Nesta terça-feira (19), o ministro do Supremo Tribunal Federal (STF), Dias Toffoli, suspendeu o andamento do processo administrativo disciplinar no Tribunal Regional Federal da 4ª Região (TRF-4) e deixou a investigação do caso a cargo do CNJ. Diante disso, Salomão assumiu o processo.
Appio, que comandava a Lava Jato, foi afastado de suas funções por força de uma investigação que apura supostas ameaças ao filho do desembargador TRF-4, Marcelo Malucelli. Segundo o desembargador, o juiz federal ligou para seu filho depois de uma decisão que restabelecia a prisão do advogado Tacla Duran, ex-advogado da Odebrecht. O filho de Malucelli é sócio e genro do ex-juiz Sergio Moro.
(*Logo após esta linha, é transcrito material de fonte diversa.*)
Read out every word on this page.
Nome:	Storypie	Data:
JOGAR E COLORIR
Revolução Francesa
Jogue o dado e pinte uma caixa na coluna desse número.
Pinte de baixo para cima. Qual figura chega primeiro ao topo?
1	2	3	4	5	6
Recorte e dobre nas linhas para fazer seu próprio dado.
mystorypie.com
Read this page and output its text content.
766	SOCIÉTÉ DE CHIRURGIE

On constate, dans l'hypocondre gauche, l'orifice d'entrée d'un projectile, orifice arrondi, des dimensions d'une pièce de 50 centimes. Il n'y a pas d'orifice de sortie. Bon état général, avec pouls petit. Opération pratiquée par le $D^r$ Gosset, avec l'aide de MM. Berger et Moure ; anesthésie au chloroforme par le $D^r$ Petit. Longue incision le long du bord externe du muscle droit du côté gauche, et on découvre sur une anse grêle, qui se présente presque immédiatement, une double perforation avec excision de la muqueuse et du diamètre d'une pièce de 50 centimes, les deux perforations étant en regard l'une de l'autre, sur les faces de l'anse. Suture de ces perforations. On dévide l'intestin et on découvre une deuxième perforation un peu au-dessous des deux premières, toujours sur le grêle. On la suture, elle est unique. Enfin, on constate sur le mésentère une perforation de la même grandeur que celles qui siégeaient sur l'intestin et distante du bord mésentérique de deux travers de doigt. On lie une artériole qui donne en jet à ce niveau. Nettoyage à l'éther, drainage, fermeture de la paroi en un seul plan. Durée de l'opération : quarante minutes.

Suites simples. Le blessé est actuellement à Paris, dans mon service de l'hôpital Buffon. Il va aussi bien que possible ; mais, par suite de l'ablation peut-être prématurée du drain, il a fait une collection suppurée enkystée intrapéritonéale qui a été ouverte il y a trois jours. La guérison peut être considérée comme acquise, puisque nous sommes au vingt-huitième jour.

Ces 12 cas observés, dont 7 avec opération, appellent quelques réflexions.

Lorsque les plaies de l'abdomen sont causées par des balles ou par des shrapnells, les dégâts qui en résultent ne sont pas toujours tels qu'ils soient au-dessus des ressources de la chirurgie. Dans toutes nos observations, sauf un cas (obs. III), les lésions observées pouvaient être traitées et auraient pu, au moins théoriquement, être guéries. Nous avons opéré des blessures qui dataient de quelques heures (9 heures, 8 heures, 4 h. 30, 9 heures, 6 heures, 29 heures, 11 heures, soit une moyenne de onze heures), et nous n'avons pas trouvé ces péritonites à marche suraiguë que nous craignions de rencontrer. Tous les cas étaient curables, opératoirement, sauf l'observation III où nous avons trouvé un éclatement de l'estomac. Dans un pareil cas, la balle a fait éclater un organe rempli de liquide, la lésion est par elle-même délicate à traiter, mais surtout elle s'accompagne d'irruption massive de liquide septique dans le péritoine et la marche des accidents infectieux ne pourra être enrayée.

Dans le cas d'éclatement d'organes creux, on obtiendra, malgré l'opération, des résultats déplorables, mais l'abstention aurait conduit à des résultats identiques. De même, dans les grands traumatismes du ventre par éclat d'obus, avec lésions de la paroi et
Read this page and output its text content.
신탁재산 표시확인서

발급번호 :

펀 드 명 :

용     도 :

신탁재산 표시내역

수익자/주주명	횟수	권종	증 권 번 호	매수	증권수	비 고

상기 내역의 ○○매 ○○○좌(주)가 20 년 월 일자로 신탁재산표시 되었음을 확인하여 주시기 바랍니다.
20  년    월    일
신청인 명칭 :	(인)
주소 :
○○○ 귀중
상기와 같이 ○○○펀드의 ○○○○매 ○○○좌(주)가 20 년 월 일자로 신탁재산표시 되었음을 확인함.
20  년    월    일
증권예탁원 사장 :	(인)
No início deste mês de setembro, o TRF-4 decidiu pela suspeição de Appio em todos os casos envolvendo a Operação Lava Jato, e determinou a nulidade de todas as decisões
Como mostrou a Gazeta do Povo, a defesa do juiz esperava sua imediata recondução ao cargo após a decisão de Toffoli. “Não tem sentido manter o afastamento do cargo sem processo administrativo em andamento. É a mesma coisa que manter alguém preso sem acusação pendente contra a pessoa. Se não for concedido (o retorno ao cargo), nós vamos recorrer às instâncias adequadas”, disse o advogado.